US oil company Chevron slumped to its third straight quarterly loss, disappointing Wall Street and underlining the damage inflicted on even the industry’s biggest groups by the price crash. The second-biggest US oil company reported a loss of $665m in the final quarter of last year, compared with a loss of $207m in the third quarter. The loss per share was $0.33, compared with analysts’ expectations of a $0.07 per share gain.

“2020 was a year like no other,” said Mike Wirth, Chevron’s chief executive. He added that the company ended the year “with a strong balance sheet, having completed a major acquisition and increased our dividend payout for the 33rd consecutive year”.

Adjusted for currency effects and charges relating to its acquisition of Noble Energy, which closed last quarter, Chevron said its loss was $11m, or $0.01 per diluted share.

Like rivals, Chevron has had to grapple with a year marked by a global oil price war and collapse in crude demand that at one point drove benchmark US prices below zero. The group’s full-year loss was $5-5bn, compared with a profit of $2.9bn in 2019.

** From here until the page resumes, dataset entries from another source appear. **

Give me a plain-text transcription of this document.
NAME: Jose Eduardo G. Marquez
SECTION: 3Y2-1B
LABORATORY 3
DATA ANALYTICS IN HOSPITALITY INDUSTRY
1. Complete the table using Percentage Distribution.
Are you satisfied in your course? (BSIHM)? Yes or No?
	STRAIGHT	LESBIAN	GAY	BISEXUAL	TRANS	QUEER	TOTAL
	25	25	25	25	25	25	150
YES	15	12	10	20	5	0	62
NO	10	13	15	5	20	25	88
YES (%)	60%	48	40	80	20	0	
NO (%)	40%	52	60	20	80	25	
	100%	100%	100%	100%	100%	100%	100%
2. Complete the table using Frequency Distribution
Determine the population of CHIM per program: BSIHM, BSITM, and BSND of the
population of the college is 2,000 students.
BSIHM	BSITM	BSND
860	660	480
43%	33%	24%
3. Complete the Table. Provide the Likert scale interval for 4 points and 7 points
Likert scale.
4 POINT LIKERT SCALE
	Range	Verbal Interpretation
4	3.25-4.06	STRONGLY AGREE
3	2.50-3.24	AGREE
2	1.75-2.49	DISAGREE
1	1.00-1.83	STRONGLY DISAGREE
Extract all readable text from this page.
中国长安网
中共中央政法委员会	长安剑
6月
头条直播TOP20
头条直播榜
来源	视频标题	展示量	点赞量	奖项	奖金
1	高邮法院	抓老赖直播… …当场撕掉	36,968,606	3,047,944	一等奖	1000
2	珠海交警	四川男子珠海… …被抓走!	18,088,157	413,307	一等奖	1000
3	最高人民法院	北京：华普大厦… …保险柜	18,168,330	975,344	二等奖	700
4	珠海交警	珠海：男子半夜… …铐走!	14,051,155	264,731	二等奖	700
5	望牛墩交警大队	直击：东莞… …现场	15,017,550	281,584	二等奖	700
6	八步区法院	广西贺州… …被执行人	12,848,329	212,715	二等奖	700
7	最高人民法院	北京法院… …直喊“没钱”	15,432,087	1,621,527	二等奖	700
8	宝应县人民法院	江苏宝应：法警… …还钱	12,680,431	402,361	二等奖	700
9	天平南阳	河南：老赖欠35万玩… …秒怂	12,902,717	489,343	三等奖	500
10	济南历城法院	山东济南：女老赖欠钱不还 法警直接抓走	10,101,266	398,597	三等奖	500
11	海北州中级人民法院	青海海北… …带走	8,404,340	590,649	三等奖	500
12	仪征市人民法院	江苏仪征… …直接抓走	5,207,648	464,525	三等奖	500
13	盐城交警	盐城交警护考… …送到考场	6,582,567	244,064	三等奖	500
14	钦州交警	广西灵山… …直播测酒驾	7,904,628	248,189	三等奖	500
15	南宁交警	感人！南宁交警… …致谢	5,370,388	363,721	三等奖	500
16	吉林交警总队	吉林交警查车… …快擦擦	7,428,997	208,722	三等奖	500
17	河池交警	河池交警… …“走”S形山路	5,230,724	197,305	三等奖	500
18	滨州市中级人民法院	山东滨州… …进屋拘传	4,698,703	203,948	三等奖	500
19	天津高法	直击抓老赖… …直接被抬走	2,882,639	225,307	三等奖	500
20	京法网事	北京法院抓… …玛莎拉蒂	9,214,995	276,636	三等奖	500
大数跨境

Revenue of $94-7bn in 2020 marked Chevron’s second worst year this century. Despite the sharp decline in revenues, the company held its quarterly dividend steady at $1.29. Mr Wirth pointed to cost savings during the year, with capital expenditure falling to $13-5bn from $21bn in 2019.

In December, Chevron reduced planned capital expenditure to $14bn this year and set an annual cap of $22bn through to 2025. It has also scaled back its projections for near-term production growth, including in the prolific Permian shale of the US.